Il y a aussi une érosion plus lente qui se produit en dessous de tout cela : la prévisibilité elle-même. Les institutions européennes sont poussées à reconsidérer si leurs partenariats dans le Caucase du Sud et le corridor anatolien sont réellement stratégiques, ou simplement des arrangements transactionnels qui tiennent jusqu’à ce que des pressions externes les déplacent.
Ce qui rend ce moment différent des précédents conflits de mémoire, c’est qu’il n’y a presque plus d’isolation. La reconnaissance historique était autrefois protégée par des tampons diplomatiques – symboliques, contrôlés, largement séparés de la compétition géopolitique en cours. Cette séparation a disparu. La décision efface la distance entre le récit historique et la confrontation directe entre États.

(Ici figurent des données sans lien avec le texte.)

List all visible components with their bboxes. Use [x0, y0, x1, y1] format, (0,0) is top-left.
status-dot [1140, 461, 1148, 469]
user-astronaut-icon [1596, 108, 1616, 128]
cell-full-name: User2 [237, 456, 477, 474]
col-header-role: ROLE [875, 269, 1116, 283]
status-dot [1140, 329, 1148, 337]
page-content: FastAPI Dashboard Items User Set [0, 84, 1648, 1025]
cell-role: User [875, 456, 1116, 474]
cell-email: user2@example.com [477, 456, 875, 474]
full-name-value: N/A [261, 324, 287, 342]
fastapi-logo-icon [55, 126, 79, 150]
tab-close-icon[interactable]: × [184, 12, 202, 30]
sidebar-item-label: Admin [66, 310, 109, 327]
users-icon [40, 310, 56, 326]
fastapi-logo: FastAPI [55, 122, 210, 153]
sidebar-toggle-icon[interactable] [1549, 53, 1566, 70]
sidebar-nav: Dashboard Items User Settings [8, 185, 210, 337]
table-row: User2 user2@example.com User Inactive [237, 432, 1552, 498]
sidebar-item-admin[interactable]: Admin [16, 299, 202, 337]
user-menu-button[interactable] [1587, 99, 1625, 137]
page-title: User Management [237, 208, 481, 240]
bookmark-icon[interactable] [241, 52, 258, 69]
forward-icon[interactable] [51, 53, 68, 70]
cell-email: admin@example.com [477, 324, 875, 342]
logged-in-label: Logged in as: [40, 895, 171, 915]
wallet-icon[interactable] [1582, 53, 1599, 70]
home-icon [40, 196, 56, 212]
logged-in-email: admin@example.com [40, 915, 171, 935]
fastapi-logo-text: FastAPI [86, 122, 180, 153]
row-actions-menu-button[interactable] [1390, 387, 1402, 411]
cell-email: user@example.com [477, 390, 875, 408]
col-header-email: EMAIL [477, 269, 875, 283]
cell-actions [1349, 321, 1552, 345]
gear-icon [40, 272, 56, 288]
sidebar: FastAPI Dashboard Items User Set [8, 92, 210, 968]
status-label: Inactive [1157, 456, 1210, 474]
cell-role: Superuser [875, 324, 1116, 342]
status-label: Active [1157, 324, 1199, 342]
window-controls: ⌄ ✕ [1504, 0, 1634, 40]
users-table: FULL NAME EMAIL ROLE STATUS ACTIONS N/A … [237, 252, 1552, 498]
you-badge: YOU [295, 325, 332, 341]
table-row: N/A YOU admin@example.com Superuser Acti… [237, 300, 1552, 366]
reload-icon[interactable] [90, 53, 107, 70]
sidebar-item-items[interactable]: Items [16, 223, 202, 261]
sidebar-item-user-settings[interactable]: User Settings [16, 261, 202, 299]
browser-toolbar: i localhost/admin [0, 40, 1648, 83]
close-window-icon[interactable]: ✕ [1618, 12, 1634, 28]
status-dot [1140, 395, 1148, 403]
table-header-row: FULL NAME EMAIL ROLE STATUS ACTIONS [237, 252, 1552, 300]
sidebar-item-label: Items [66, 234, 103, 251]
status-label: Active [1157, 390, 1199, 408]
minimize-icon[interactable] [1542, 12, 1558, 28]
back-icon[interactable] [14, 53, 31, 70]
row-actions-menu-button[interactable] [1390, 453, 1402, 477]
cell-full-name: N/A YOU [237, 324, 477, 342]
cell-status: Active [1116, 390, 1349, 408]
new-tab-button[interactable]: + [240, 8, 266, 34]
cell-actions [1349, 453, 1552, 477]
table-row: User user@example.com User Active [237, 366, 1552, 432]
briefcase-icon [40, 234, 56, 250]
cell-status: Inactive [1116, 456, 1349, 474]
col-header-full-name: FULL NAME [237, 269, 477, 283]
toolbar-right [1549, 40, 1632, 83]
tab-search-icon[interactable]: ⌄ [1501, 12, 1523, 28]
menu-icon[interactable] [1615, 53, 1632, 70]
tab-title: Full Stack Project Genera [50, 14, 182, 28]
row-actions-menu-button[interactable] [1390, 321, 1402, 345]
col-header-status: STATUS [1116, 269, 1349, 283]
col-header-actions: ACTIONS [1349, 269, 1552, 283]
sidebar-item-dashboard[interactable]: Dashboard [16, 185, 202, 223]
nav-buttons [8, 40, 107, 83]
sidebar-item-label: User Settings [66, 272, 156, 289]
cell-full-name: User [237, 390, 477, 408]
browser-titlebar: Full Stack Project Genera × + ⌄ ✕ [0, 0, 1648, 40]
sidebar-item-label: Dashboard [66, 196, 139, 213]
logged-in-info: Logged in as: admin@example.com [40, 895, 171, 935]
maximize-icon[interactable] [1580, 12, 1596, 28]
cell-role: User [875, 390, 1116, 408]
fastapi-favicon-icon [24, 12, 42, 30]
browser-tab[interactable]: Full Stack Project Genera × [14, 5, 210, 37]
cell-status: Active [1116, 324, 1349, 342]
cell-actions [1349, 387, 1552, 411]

Le point n’est donc pas vraiment l’Arménie, et pas seulement la Turquie non plus. C’est l’émergence d’un système où les revendications historiques ne sont plus des points finaux de consensus moral, mais des intrants dans un marchandage en cours. La reconnaissance devient pression. Le silence devient positionnement.

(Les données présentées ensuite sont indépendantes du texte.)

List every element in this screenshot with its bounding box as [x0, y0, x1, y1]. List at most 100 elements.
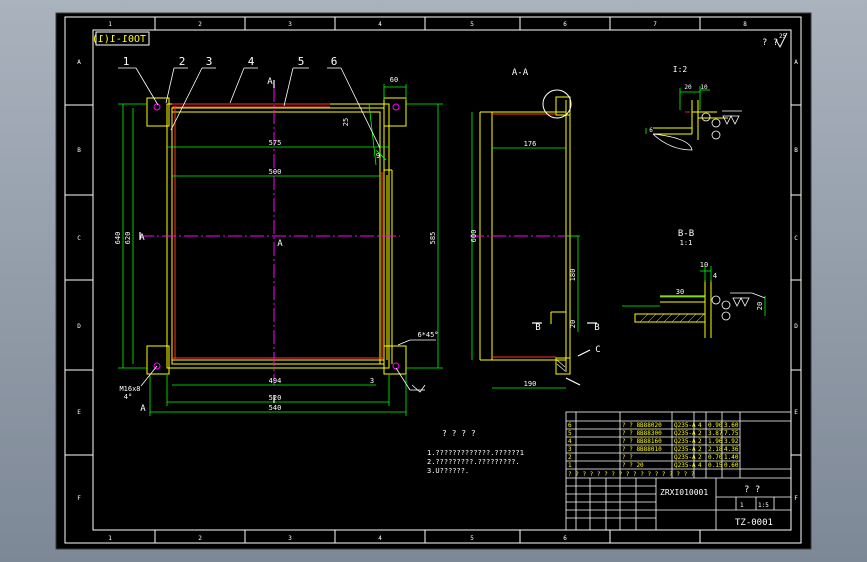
row-label: A — [794, 59, 798, 66]
row-label: B — [794, 147, 798, 154]
col-label: 8 — [743, 21, 747, 28]
col-label: 7 — [653, 21, 657, 28]
balloon-6: 6 — [331, 55, 338, 68]
col-label: 5 — [470, 535, 474, 542]
bom-code: ? ? 8B88160 — [622, 438, 662, 445]
notes-line-2: 2.?????????.?????????. — [427, 458, 520, 466]
bom-qty: 2 — [698, 454, 702, 461]
bom-material: Q235-A — [674, 438, 696, 445]
dim-60: 60 — [390, 76, 398, 84]
section-a-top: A — [267, 77, 273, 87]
row-label: F — [77, 495, 81, 502]
row-label: A — [77, 59, 81, 66]
bb-dim-4: 4 — [713, 272, 717, 280]
notes-title: ? ? ? ? — [442, 429, 476, 438]
bom-no: 1 — [568, 462, 572, 469]
bom-no: 2 — [568, 454, 572, 461]
detail-dim-6: 6 — [649, 127, 653, 134]
dim-9: 9 — [376, 152, 380, 160]
col-label: 6 — [563, 535, 567, 542]
bom-qty: 2 — [698, 446, 702, 453]
dim-520: 520 — [269, 394, 282, 402]
dim-640: 640 — [114, 232, 122, 245]
title-sheet: 1 — [740, 502, 744, 509]
title-scale: 1:5 — [758, 502, 769, 509]
section-bb-title: B-B — [678, 229, 694, 239]
title-code: TZ-0001 — [735, 518, 773, 528]
bom-weight: 2.18 — [708, 446, 723, 453]
bom-total: 7.75 — [724, 430, 739, 437]
detail-title: I:2 — [673, 65, 688, 74]
bom-no: 6 — [568, 422, 572, 429]
bom-qty: 4 — [698, 422, 702, 429]
col-label: 4 — [378, 21, 382, 28]
bom-material: Q235-A — [674, 446, 696, 453]
col-label: 1 — [108, 21, 112, 28]
col-label: 2 — [198, 21, 202, 28]
bom-total: 3.92 — [724, 438, 739, 445]
row-label: B — [77, 147, 81, 154]
bom-material: Q235-A — [674, 422, 696, 429]
bb-dim-20: 20 — [756, 302, 764, 310]
bom-material: Q235-A — [674, 462, 696, 469]
bom-weight: 0.90 — [708, 422, 723, 429]
bom-no: 3 — [568, 446, 572, 453]
drawing-code-mirrored: TO01-1(1) — [92, 34, 146, 45]
bom-qty: 2 — [698, 430, 702, 437]
bom-total: 0.60 — [724, 462, 739, 469]
detail-dim-20: 20 — [684, 84, 692, 91]
dim-585: 585 — [429, 232, 437, 245]
row-label: D — [794, 323, 798, 330]
bom-total: 1.40 — [724, 454, 739, 461]
bom-qty: 4 — [698, 462, 702, 469]
bom-code: ? ? 8B88010 — [622, 446, 662, 453]
col-label: 1 — [108, 535, 112, 542]
detail-dim-10: 10 — [700, 84, 708, 91]
section-a-center: A — [277, 239, 283, 249]
bom-material: Q235-A — [674, 454, 696, 461]
dim-600: 600 — [470, 230, 478, 243]
balloon-4: 4 — [248, 55, 255, 68]
row-label: E — [77, 409, 81, 416]
balloon-2: 2 — [179, 55, 186, 68]
col-label: 3 — [288, 21, 292, 28]
dim-25: 25 — [342, 118, 350, 126]
dim-20: 20 — [569, 320, 577, 328]
row-label: C — [77, 235, 81, 242]
dim-620: 620 — [124, 232, 132, 245]
bom-code: ? ? 20 — [622, 462, 644, 469]
section-aa-title: A-A — [512, 68, 529, 78]
row-label: D — [77, 323, 81, 330]
dim-494: 494 — [269, 377, 282, 385]
col-label: 5 — [470, 21, 474, 28]
balloon-3: 3 — [206, 55, 213, 68]
dim-190: 190 — [524, 380, 537, 388]
section-a-bottom: A — [140, 404, 146, 414]
dim-180: 180 — [569, 269, 577, 282]
bom-weight: 1.96 — [708, 438, 723, 445]
title-name: ? ? — [744, 485, 760, 495]
bom-total: 4.36 — [724, 446, 739, 453]
dim-575: 575 — [269, 139, 282, 147]
cad-drawing-viewport[interactable]: 1 2 3 4 5 6 7 8 1 2 3 4 5 6 A B C D E F … — [0, 0, 867, 562]
row-label: E — [794, 409, 798, 416]
detail-c-label: C — [595, 345, 600, 355]
col-label: 6 — [563, 21, 567, 28]
col-label: 3 — [288, 535, 292, 542]
bb-dim-30: 30 — [676, 288, 684, 296]
bom-no: 5 — [568, 430, 572, 437]
balloon-5: 5 — [298, 55, 305, 68]
dim-500: 500 — [269, 168, 282, 176]
top-right-mark: ? ? — [762, 38, 778, 48]
section-a-left: A — [139, 233, 145, 243]
col-label: 2 — [198, 535, 202, 542]
bom-weight: 3.87 — [708, 430, 723, 437]
title-drawing-no: ZRXI010001 — [660, 488, 708, 497]
bom-no: 4 — [568, 438, 572, 445]
notes-line-3: 3.U??????. — [427, 467, 469, 475]
bom-header: ? ? ? ? ? ? ? ? ? ? ? ? ? ? ? ? ? ? — [568, 471, 695, 478]
bom-total: 3.60 — [724, 422, 739, 429]
dim-540: 540 — [269, 404, 282, 412]
section-b-right: B — [594, 323, 599, 333]
section-bb-scale: 1:1 — [680, 239, 693, 247]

Le triangle qui semblait autrefois stable se comporte désormais comme une dépendance conditionnelle. Israël exerce une pression vers l’extérieur. La Turquie l’absorbe et la redirige. L’Azerbaïdjan tente de rester à l’intérieur des deux champs gravitationnels sans rompre l’alignement avec aucun. Et l’Europe regarde une carte d’approvisionnement et de sécurité qui ne se comporte plus comme si elle était ancrée.
À partir de là, rien ne se résout proprement.
Une voie est un confinement maîtrisé – les tensions restent rhétoriques, tandis que la coopération pratique survit en dessous, et l’Azerbaïdjan continue d’équilibrer. Une autre est une fragmentation lente, où l’équilibre devient impossible et le triangle se brise en alignements bilatéraux séparés. Un scénario plus perturbateur se situe plus loin : un débordement dans les systèmes énergétiques et de défense, où les infrastructures de corridor cessent d’être neutres et deviennent partie intégrante du conflit lui-même.
Aucun de ces résultats ne rétablit l’ancien équilibre. La reconnaissance a déjà fait son travail – non pas comme une déclaration historique, mais comme un événement de pression à l’intérieur d’un système déjà instable.